Menurut Guruh dalam hal ini wilayah DKI Jakarta sudah dalam kondisi membaik atau kasus Covid-19 telah menurun. Pihaknya hanya ingin mengantisipasi terjadinya kerumunan saat pembentangan bendera.
"Di lokasi, apa memang di daerah-daerah yang rawan kerumunan gitu kan yang kita hindarkan. Jakarta ini kan sudah turun positif aktifnya kan sudah turun," kata Guruh saat dikonfirmasi Rabu (18/8/2021).
"Nah, kita antisipasi jangan sampai terjadi klaster baru, kalau mengibarkan bendera silakan, setelah itu kan mengibarkan bendera enggak kita larang, kan ditempat lain tidak di situ kan," Lanjut Guruh.
Menurut Guruh, seharusnya pengibaran bendera untuk situasi saat ini memang tidak diperbolehkan yang akhirnya menimbulkan kerumunan masyarakat dan menjadi sebuah klaster baru.

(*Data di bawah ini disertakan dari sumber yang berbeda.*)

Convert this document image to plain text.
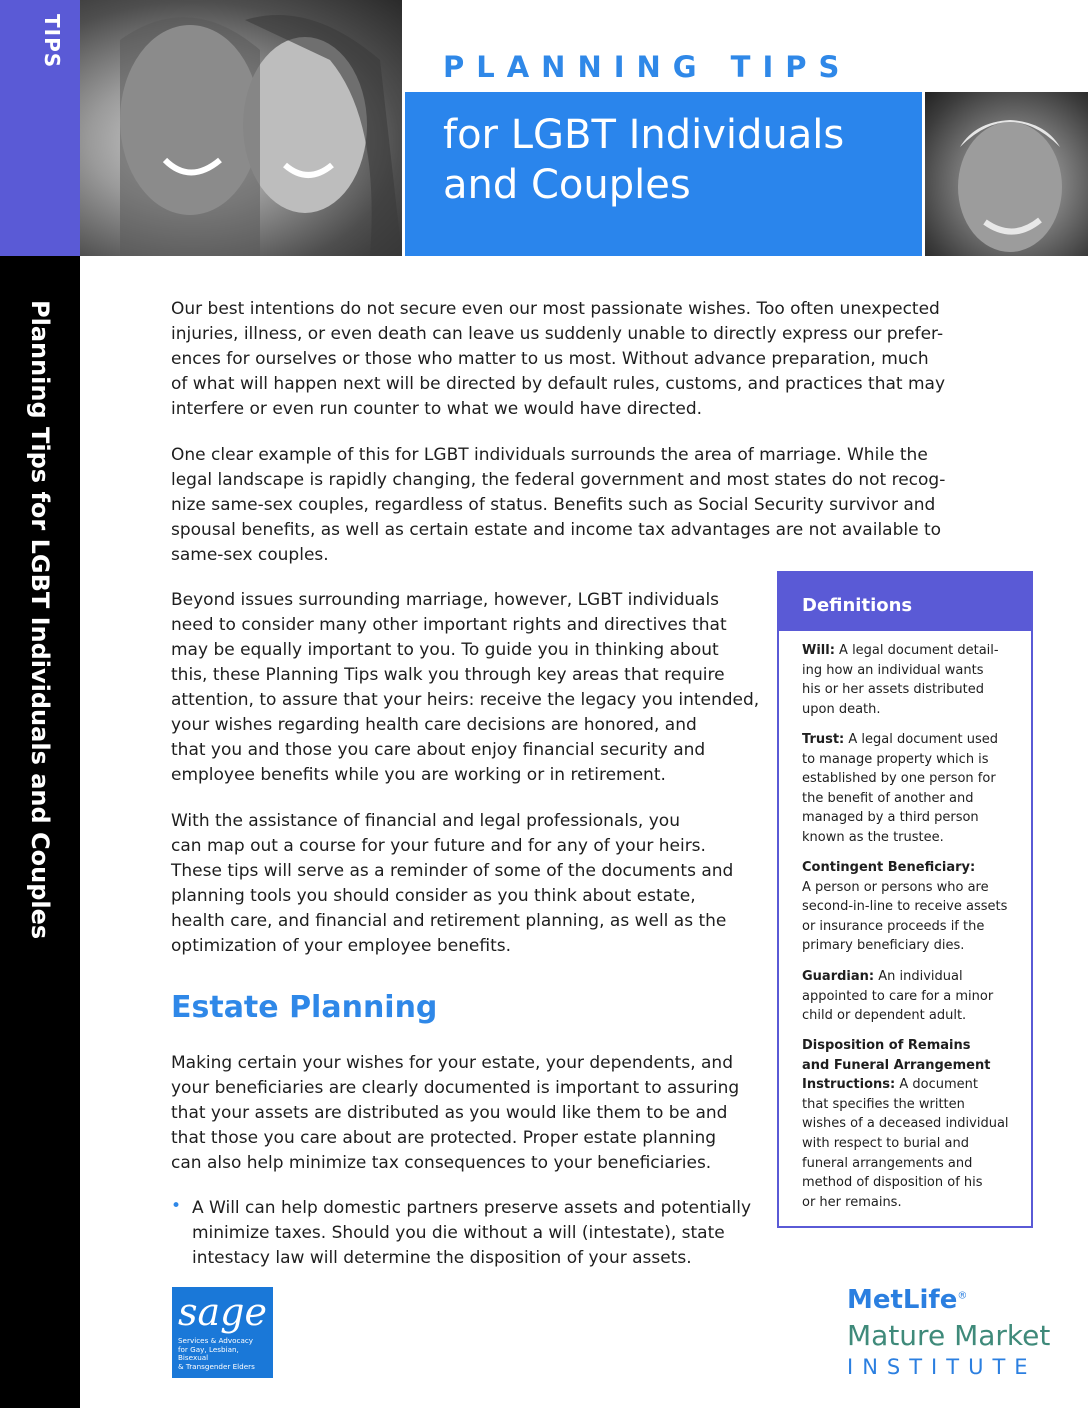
TIPS
Planning Tips for LGBT Individuals and Couples
PLANNING TIPS
for LGBT Individuals
and Couples

Our best intentions do not secure even our most passionate wishes. Too often unexpected
injuries, illness, or even death can leave us suddenly unable to directly express our prefer-
ences for ourselves or those who matter to us most. Without advance preparation, much
of what will happen next will be directed by default rules, customs, and practices that may
interfere or even run counter to what we would have directed.

One clear example of this for LGBT individuals surrounds the area of marriage. While the
legal landscape is rapidly changing, the federal government and most states do not recog-
nize same-sex couples, regardless of status. Benefits such as Social Security survivor and
spousal benefits, as well as certain estate and income tax advantages are not available to
same-sex couples.

Beyond issues surrounding marriage, however, LGBT individuals
need to consider many other important rights and directives that
may be equally important to you. To guide you in thinking about
this, these Planning Tips walk you through key areas that require
attention, to assure that your heirs: receive the legacy you intended,
your wishes regarding health care decisions are honored, and
that you and those you care about enjoy financial security and
employee benefits while you are working or in retirement.

With the assistance of financial and legal professionals, you
can map out a course for your future and for any of your heirs.
These tips will serve as a reminder of some of the documents and
planning tools you should consider as you think about estate,
health care, and financial and retirement planning, as well as the
optimization of your employee benefits.

Estate Planning

Making certain your wishes for your estate, your dependents, and
your beneficiaries are clearly documented is important to assuring
that your assets are distributed as you would like them to be and
that those you care about are protected. Proper estate planning
can also help minimize tax consequences to your beneficiaries.

• A Will can help domestic partners preserve assets and potentially
minimize taxes. Should you die without a will (intestate), state
intestacy law will determine the disposition of your assets.

Definitions

Will: A legal document detail-
ing how an individual wants
his or her assets distributed
upon death.

Trust: A legal document used
to manage property which is
established by one person for
the benefit of another and
managed by a third person
known as the trustee.

Contingent Beneficiary:
A person or persons who are
second-in-line to receive assets
or insurance proceeds if the
primary beneficiary dies.

Guardian: An individual
appointed to care for a minor
child or dependent adult.

Disposition of Remains
and Funeral Arrangement
Instructions: A document
that specifies the written
wishes of a deceased individual
with respect to burial and
funeral arrangements and
method of disposition of his
or her remains.

sage
Services & Advocacy
for Gay, Lesbian, Bisexual
& Transgender Elders
MetLife®
Mature Market
INSTITUTE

"Sekarang kalau di jembatan kira kira riuh gak, orang orang kalau tiba tiba di jembatan jalan situ kan jalan satu satunya di situ. Selama mereka gak menimbulkan kerumunan atau klaster baru ya nggak apa apa gitu loh," tuturnya.
Baca Juga : Ini Penampakan Jembatan PIK yang Dilarang Dibentangkan Merah Putih
Di sisi lain, Guruh menambahkan jika situasi saat itu juga merupakan hari libur. Sehingga pada saat itu banyak warga yang melintas, untuk itu pihaknya perlu melakukan antisipasi dengan warga yang ada saat itu.
"Karena kemarenkan situasinya lagi hari libur, yang kita khawatirkan kan ada kegiatan di situ akhirnya orang orang berkumpul nah terjadi kerumunan masa nah ini yang tidak boleh terjadi," ujarnya.